45 yaşında, iki çocuk annesi bir girişimciyim. Grandma’s Wonderland bana tarımdan turizme, restoran işletmeciliğinden gıda üretimine bir çok farklı girişim kapısı açtı.
Bu çiftlik ikinci durağım; ilk durakta çok daha genç bir haberciydim.

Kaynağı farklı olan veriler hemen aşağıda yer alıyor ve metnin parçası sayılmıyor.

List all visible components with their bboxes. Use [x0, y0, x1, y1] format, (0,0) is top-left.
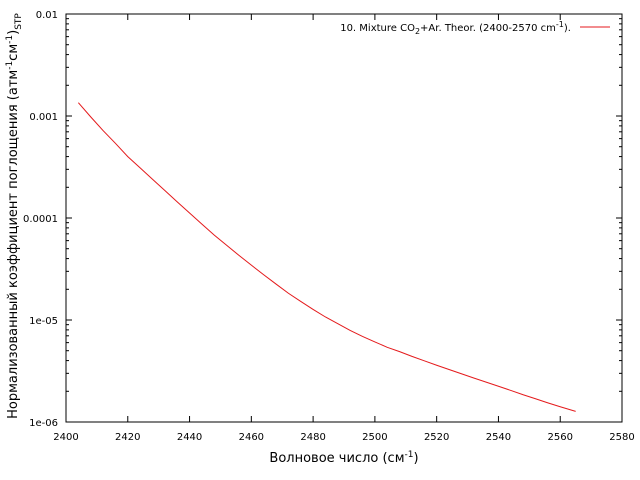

İşletme okurken habere gönül verdiğimi anladığımda sene 2000 idi. Türkiye’de ve dünyada haber anlamında çok heyecan verici bir süreç vardı. Dünya 11 Eylül saldırılarıyla çalkalanırken ben New York’taydım. Yüksek lisansımı New York’ta Fordham Üniversitesi’nde “televizyon haberciliği” üzerinde tamamladım.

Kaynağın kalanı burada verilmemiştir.